This example walks through fine-tuning an autonomous vehicle (AV) perception model on targeted failure-mode slices of [BDD100K](https://www.bdd100k.com/) — riders, nighttime pedestrians, and distant pedestrians — using LanceDB as a single multimodal table from raw JPEG bytes through to the PyTorch training loop.

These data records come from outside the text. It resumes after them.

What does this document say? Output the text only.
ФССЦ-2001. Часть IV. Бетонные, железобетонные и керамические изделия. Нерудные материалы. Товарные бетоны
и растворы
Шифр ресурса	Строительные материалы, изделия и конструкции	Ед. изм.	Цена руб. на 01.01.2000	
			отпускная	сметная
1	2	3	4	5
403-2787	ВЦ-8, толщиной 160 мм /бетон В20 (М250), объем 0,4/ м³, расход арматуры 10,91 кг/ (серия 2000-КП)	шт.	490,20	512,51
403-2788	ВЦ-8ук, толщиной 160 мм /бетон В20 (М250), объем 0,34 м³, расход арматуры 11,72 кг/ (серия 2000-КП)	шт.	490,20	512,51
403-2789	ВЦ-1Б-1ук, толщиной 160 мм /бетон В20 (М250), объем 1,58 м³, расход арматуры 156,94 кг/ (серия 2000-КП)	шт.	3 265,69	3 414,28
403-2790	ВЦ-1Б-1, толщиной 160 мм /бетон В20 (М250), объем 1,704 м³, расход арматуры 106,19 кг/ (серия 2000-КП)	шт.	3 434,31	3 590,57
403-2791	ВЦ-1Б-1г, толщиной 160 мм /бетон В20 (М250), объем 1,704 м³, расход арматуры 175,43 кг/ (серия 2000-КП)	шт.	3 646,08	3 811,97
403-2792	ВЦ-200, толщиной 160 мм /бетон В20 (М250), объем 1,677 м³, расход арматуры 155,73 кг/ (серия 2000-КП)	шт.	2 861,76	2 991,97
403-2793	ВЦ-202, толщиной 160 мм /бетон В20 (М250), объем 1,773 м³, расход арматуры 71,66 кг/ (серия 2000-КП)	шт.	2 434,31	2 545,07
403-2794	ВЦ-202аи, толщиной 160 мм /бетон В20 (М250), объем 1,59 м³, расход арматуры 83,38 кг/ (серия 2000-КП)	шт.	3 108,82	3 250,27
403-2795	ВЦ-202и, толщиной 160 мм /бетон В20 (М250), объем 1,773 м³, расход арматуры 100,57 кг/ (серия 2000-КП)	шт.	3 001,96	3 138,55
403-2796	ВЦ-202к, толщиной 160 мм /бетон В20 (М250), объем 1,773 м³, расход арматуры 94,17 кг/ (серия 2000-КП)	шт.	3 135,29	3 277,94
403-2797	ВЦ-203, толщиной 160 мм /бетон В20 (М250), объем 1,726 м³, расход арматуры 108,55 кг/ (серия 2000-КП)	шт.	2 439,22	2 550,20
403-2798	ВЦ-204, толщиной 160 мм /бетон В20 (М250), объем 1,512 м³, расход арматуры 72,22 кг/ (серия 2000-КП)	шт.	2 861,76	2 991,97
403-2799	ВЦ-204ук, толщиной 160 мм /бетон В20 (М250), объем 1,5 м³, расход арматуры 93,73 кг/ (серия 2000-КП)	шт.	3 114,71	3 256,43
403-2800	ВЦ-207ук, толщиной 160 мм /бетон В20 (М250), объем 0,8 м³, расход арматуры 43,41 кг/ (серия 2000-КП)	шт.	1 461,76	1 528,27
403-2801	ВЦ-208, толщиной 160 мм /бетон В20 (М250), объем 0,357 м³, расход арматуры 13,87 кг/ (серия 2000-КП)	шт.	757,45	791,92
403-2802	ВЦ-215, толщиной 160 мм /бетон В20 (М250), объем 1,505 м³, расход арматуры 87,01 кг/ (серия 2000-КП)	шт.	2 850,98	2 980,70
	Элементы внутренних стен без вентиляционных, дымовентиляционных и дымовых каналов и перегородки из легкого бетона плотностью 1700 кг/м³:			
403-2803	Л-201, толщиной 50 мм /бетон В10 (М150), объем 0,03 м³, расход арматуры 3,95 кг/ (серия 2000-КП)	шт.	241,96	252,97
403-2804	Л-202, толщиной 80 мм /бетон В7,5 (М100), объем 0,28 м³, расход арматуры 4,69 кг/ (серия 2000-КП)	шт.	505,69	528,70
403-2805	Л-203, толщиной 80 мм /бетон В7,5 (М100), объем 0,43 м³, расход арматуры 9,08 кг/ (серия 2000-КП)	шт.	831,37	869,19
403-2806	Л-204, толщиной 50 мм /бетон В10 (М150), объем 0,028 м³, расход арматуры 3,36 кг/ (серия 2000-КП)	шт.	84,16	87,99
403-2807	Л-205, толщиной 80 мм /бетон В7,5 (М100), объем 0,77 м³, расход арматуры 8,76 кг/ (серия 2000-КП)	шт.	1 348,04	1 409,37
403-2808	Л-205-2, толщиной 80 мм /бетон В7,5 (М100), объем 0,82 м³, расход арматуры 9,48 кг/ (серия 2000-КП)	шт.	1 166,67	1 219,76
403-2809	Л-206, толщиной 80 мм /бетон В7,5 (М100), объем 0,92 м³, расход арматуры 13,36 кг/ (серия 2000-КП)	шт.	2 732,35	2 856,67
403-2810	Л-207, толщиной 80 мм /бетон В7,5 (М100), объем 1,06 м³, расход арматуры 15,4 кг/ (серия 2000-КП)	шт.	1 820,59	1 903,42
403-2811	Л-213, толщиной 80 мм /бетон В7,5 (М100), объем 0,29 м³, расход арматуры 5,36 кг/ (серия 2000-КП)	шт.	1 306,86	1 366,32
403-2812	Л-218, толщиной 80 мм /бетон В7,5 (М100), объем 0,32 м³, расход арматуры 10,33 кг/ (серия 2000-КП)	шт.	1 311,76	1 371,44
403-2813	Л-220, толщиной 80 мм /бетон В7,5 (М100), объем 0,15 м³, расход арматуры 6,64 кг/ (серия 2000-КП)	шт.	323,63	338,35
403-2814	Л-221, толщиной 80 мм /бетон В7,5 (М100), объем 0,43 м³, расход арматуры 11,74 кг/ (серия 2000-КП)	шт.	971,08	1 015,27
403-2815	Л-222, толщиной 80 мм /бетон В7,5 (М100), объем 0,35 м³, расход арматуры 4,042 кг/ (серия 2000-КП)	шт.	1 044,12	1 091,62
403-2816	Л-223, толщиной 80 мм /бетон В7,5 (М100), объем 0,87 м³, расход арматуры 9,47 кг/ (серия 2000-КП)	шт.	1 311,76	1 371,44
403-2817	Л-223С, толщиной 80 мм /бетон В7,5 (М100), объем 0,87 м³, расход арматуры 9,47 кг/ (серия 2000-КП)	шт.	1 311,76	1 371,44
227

The full pipeline lives in the [lancedb/training](https://github.com/lancedb/training/tree/main/object-detection) repository. This page focuses on the parts most relevant to training: defining curated splits as materialized views, loading them through the [`Permutation`](/training/) API, and pinning checkpoints to an exact data version.

## What you get

Fine-tuning Faster R-CNN ResNet50 FPN v2 for 10 epochs on each curated slice (batch size 64, AMP, A100), starting from the same COCO-pretrained checkpoint and evaluating on the matching validation view:

| Failure mode             | Metric   | Baseline (COCO) | Fine-tuned | Δ%         |
| ------------------------ | -------- | --------------- | ---------- | ---------- |
| **Nighttime pedestrian** | mAP\@0.5 | 0.4025          | **0.5192** | **+29.0%** |
|                          | Recall   | 0.5923          | **0.7570** | **+27.8%** |
| **Rider**                | mAP\@0.5 | 0.5563          | **0.6676** | **+20.0%** |
|                          | Recall   | 0.6788          | **0.7847** | **+15.6%** |
| **Distant pedestrian**   | mAP\@0.5 | 0.4746          | **0.5788** | **+22.0%** |
|                          | Recall   | 0.6794          | **0.8024** | **+18.1%** |

No external data added — only training-distribution correction via SQL filters over a single Lance table. Each panel below shows the same frame with three overlaid predictions: **green** = ground truth · **red** = pretrained COCO baseline · **blue** = fine-tuned model.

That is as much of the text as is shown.